Never underestimate the wrath of a pregnant teenager scorned. In a disturbing case in Australia, a teenager posted naked pictures of some Australian Rules football players on her Facebook page. Kim Duthie, 17, says one of them got her pregnant -- though she's not sure which one -- and didn't like the way the team's managers handled the situation.
Thousands of people friended her to see them, and they made their way around the web before the team went to court and got an injunction to make her take them down.
"I just wanted to get back at them basically because ... just the way I was treated by the AFL, it wasn't right," she told ABC radio in Melbourne. "I just want something to be done. I want the AFL and the clubs to realise I'm not just another girl who they can just sweep under the carpet."
Rash teenagers with poor judgement plus pregnancy hormones do not a good combination make.
Clearly that's the not the case for everyone, and there are some very good teenage mothers out there who do right by their children and parent as well as anyone in their 20s or 30s and beyond. Age alone doesn't determine how good of a parent someone is, but immaturity -- a trademark of many teenagers -- makes it awfully difficult and often damaging for the child.
The good news is that teenage pregnancies are on the decline. According to The Washington Post, teen birth rates are at a record low.
The birth rate among U.S. girls aged 15 to 19 fell to 39.1 births per 1,000 teens in 2009, the most recent year for which statistics are available. That's a 6 percent drop from 2008 and the lowest rate ever recorded in the nearly 70 years that the federal government has been collecting reliable data, according to a preliminary analysis of data from the National Center for Health Statistics.
So while shows like Teen Mom and 16 & Pregnant have inspired some young girls to get knocked up, this is great news overall.
Unfortunately, the reason for the downward trend may not be so positive or one we want to keep utilizing.

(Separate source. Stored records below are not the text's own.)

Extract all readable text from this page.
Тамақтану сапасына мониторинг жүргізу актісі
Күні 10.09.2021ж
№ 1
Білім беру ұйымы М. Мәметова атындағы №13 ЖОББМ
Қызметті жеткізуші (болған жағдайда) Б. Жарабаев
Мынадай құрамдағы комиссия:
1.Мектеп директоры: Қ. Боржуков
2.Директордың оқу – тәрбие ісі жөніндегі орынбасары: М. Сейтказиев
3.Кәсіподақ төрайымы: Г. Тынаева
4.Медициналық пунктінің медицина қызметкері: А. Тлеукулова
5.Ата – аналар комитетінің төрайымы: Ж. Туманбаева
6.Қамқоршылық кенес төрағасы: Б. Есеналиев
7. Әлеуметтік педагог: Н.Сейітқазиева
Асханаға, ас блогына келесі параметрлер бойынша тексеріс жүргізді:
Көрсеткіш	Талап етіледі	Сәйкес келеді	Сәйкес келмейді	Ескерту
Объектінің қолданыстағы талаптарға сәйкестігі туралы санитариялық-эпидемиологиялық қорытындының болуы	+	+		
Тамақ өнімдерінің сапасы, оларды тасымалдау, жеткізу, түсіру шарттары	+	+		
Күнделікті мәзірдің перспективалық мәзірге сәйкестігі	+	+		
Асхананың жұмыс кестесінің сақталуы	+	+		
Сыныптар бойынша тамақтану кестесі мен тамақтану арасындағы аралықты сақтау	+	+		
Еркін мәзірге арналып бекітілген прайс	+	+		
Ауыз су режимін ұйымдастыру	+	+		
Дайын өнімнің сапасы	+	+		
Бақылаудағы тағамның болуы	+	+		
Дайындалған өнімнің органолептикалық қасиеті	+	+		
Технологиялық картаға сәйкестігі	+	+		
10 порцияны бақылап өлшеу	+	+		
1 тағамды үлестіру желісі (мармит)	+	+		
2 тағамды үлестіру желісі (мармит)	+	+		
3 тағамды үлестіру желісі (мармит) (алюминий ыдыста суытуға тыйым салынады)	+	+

Many believe it could be the poor economy.
"When money is very tight, all of us think harder about taking risks, expanding our families, taking on new responsibilities," Sarah Brown of the National Campaign to Prevent Teen and Unplanned Pregnancies told The Washington Post. "Now I know that teens may not be as savvy about money as those in their 20s and 30s -- they probably don't stress over 401(k)s like the rest of us -- but many teens live with financially stressed adults, and they see neighbors and older friends losing jobs and even losing houses. So they, too, feel the squeeze and may be reacting to it by being more prudent .... Maybe part of tightening our belts includes keeping our zippers closed, too!"
I guess that's some good economic news at least. As for Kim Duthie, it's too late. Her baby is on the way, and we can just hope she finds some maturity pretty quickly. Though given her recent "defense" on YouTube, that seems doubtful.
Editor's Note: In light of new information that wasn't available when this was written, we would like to extend condolences to Duthie as her baby was apparently stillborn.